Home time

The automation of functions within the home – heating, lighting, security – has yet to bear significant fruit in the market. This could be set to change, reports Jon Excell

Rather like the domestic android or the flying car, the all-singing, all-dancing smart-home that adjusts your heating, runs your bath and looks after things while you are away remains one of the unfulfilled technology dreams of the 21st century.

From standalone devices such as intelligent fridges to centralised controllers for heating, lighting and entertainment, plenty of companies have tried to enter the so-called home automation market; but high cost and poor levels of integration have meant that the technology has not quite lived up to its early billing.

Now Finnish mobile phone giant Nokia believes that it may have addressed these challenges and developed a solution that could finally make the networked home a reality. Expected to cost between €300 and €500 (£276 and £460), and scheduled for a European launch later this year, Nokia’s home-control centre uses a cellphone or other mobile device to communicate with a sophisticated home router that is wirelessly connected to devices around the home. The company claims that the system can be integrated with home lighting, security and heating systems, as well as, in the longer term, digital healthcare systems that could help keep patients out of hospital.

Talking to The Engineer shortly after unveiling the technology late last year, Toni Sormunen, Nokia’s smart-home director, claimed that after decades of stalled predictions the time is finally right for the smart home. He cited Nokia’s own market research and wider technology issues as the factors behind this fertile climate. ‘Broadband is widely used by our target customer segments, market penetration of mobile phones is practically 100 per cent, people are ecologically aware, have computers in their homes, and new wireless technologies such as z-wave and zigbee are available at reasonable cost so that appliances can be brought to the market.’

Sormunen believes that the Nokia system has two major advantages over competing products such as Siemens’ smart-home technology. First, making a mobile phone the user interface means that consumers will be able to control their heating or activate their security systems from either the comfort of the sofa or the other side of the world. But the real clincher as far as Nokia is concerned is the fact that any device from any manufacturer could potentially hook into the system. Thus, in much the same way that your computer will recognise and support a host of peripheral devices, when a new wirelessly enabled device is brought into the home the software is automatically updated to support its capabilities.

This openness even stretches to the mobile device used to control the system. ‘We recognise that there are people out there who are not using Nokia devices!’ said Sormunen.


Siemens’ smart home system

As well as creating opportunities for manufacturers, an open system that supports a number of different wireless protocols is also expected to help keep things simple for the end-user. ‘Our homes are full of sophisticated technology,’ he added, ‘and while many of these solutions work well individually the burden of setting up and controlling each individual device is increasing… unlike existing home-control systems [this] enables true plug-and-play set-up.’

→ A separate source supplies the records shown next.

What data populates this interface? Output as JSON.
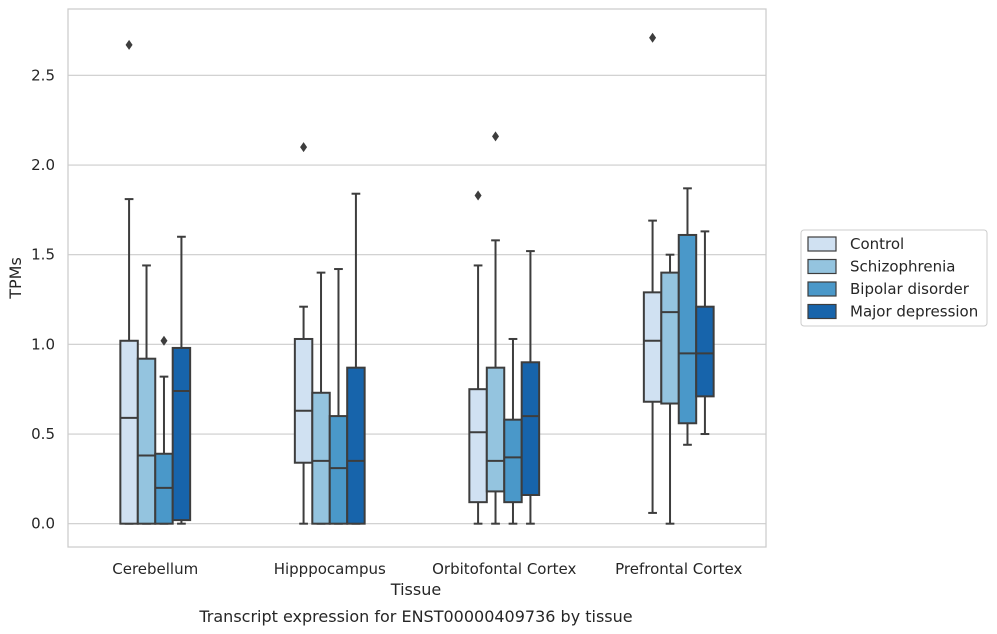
{
  "chart_data": {
    "type": "box",
    "xlabel": "Tissue",
    "ylabel": "TPMs",
    "caption": "Transcript expression for ENST00000409736 by tissue",
    "ylim": [
      -0.13,
      2.87
    ],
    "yticks": [
      0.0,
      0.5,
      1.0,
      1.5,
      2.0,
      2.5
    ],
    "ytick_labels": [
      "0.0",
      "0.5",
      "1.0",
      "1.5",
      "2.0",
      "2.5"
    ],
    "grid": "horizontal",
    "legend_position": "right",
    "categories": [
      "Cerebellum",
      "Hipppocampus",
      "Orbitofontal Cortex",
      "Prefrontal Cortex"
    ],
    "series": [
      {
        "name": "Control",
        "color": "#d0e1f2",
        "boxes": [
          {
            "whisker_low": 0.0,
            "q1": 0.0,
            "median": 0.59,
            "q3": 1.02,
            "whisker_high": 1.81,
            "outliers": [
              2.67
            ]
          },
          {
            "whisker_low": 0.0,
            "q1": 0.34,
            "median": 0.63,
            "q3": 1.03,
            "whisker_high": 1.21,
            "outliers": [
              2.1
            ]
          },
          {
            "whisker_low": 0.0,
            "q1": 0.12,
            "median": 0.51,
            "q3": 0.75,
            "whisker_high": 1.44,
            "outliers": [
              1.83
            ]
          },
          {
            "whisker_low": 0.06,
            "q1": 0.68,
            "median": 1.02,
            "q3": 1.29,
            "whisker_high": 1.69,
            "outliers": [
              2.71
            ]
          }
        ]
      },
      {
        "name": "Schizophrenia",
        "color": "#94c4df",
        "boxes": [
          {
            "whisker_low": 0.0,
            "q1": 0.0,
            "median": 0.38,
            "q3": 0.92,
            "whisker_high": 1.44,
            "outliers": []
          },
          {
            "whisker_low": 0.0,
            "q1": 0.0,
            "median": 0.35,
            "q3": 0.73,
            "whisker_high": 1.4,
            "outliers": []
          },
          {
            "whisker_low": 0.0,
            "q1": 0.18,
            "median": 0.35,
            "q3": 0.87,
            "whisker_high": 1.58,
            "outliers": [
              2.16
            ]
          },
          {
            "whisker_low": 0.0,
            "q1": 0.67,
            "median": 1.18,
            "q3": 1.4,
            "whisker_high": 1.5,
            "outliers": []
          }
        ]
      },
      {
        "name": "Bipolar disorder",
        "color": "#4a98c9",
        "boxes": [
          {
            "whisker_low": 0.0,
            "q1": 0.0,
            "median": 0.2,
            "q3": 0.39,
            "whisker_high": 0.82,
            "outliers": [
              1.02
            ]
          },
          {
            "whisker_low": 0.0,
            "q1": 0.0,
            "median": 0.31,
            "q3": 0.6,
            "whisker_high": 1.42,
            "outliers": []
          },
          {
            "whisker_low": 0.0,
            "q1": 0.12,
            "median": 0.37,
            "q3": 0.58,
            "whisker_high": 1.03,
            "outliers": []
          },
          {
            "whisker_low": 0.44,
            "q1": 0.56,
            "median": 0.95,
            "q3": 1.61,
            "whisker_high": 1.87,
            "outliers": []
          }
        ]
      },
      {
        "name": "Major depression",
        "color": "#1764ab",
        "boxes": [
          {
            "whisker_low": 0.0,
            "q1": 0.02,
            "median": 0.74,
            "q3": 0.98,
            "whisker_high": 1.6,
            "outliers": []
          },
          {
            "whisker_low": 0.0,
            "q1": 0.0,
            "median": 0.35,
            "q3": 0.87,
            "whisker_high": 1.84,
            "outliers": []
          },
          {
            "whisker_low": 0.0,
            "q1": 0.16,
            "median": 0.6,
            "q3": 0.9,
            "whisker_high": 1.52,
            "outliers": []
          },
          {
            "whisker_low": 0.5,
            "q1": 0.71,
            "median": 0.95,
            "q3": 1.21,
            "whisker_high": 1.63,
            "outliers": []
          }
        ]
      }
    ]
  }
}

Although Nokia is eyeing up a host of applications for the system, Sormunen is particularly excited about the contribution it could make to domestic energy efficiencies: ‘I am a firm believer that without smart controls in people’s homes it is going to be very difficult to cut back energy consumption,’ he said.

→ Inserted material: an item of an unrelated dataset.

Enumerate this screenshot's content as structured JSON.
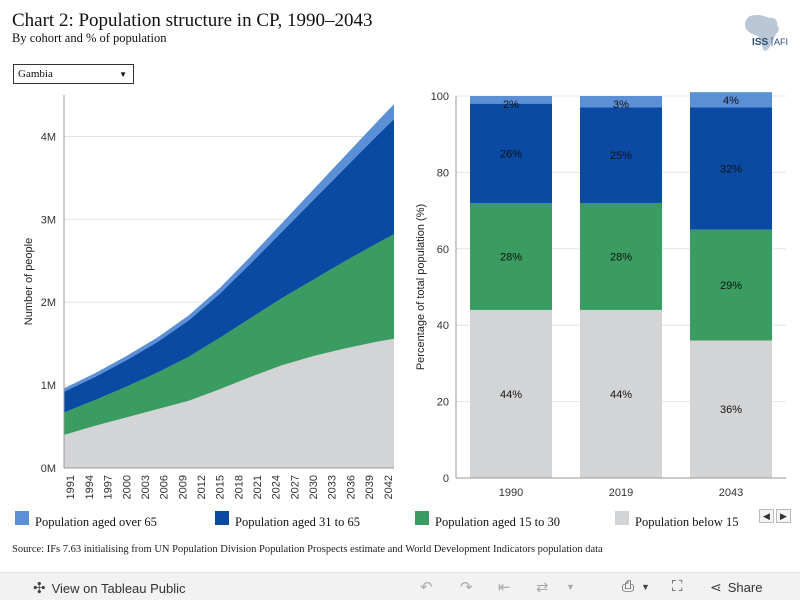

The company recently announced that it is collaborating with German energy company RWE on a compatible home heating-management system that will also be launched later this year.

Sormunen said that this solution will take smart metering to a new level, enabling users to monitor their energy consumption in real-time via their mobile phones. The system will also include a range of technologies for reducing consumption, including remote-controlled wireless radiator thermostats.

He added that working directly with energy companies makes it possible for smart metering solutions to take into account not just basic domestic energy usage but also wider factors such as how the energy being used has been generated. ‘It is critical to work with energy utility companies,’ said Sormunen, ‘depending on how the energy has been created there are different implications to CO2 emissions. When you have a close connection between the supply-and-demand sides the complete visibility on what is happening in the power grids will be there.’

In an effort to further stimulate the market for home automation products, Nokia has established a partner programme and is working with a number of companies on the development of compatible products. Although unable to comment on specific details, Sormunen said that these partners include heating, ventilation and air-conditioning (HVAC) specialist Danfoss and energy-management expert Delta Dore.

In addition, more than 300 different products that have the potential to piggy-back on the system have been developed by members of the Z-Wave alliance, a consortium of manufacturers — including Panasonic, and Black and Decker — who are building wireless home-control products based on the Zensys’ Z-Wave wireless connection technology.

Outlining some of the other potential applications of the system, Sormunen pointed to a research project in which the home-control centre is being used to compare domestic air quality with outdoor temperatures and relative humidities. Analysing these factors, he said, could give a good picture and understanding of how well a home’s insulation and ventilation systems are working, and feed into wireless climate-control systems. Results from this project are expected by the middle of next year.

Another compelling use for the technology is the control of domestic security systems. In the short term, this could mean remote locking of doors and management of burglar alarms. Looking further into the future, Sormunen said the system could be incorporated into an advanced doorbell — the ‘morebell’ — that would enable users to remotely let domestic workers such as plumbers into their home.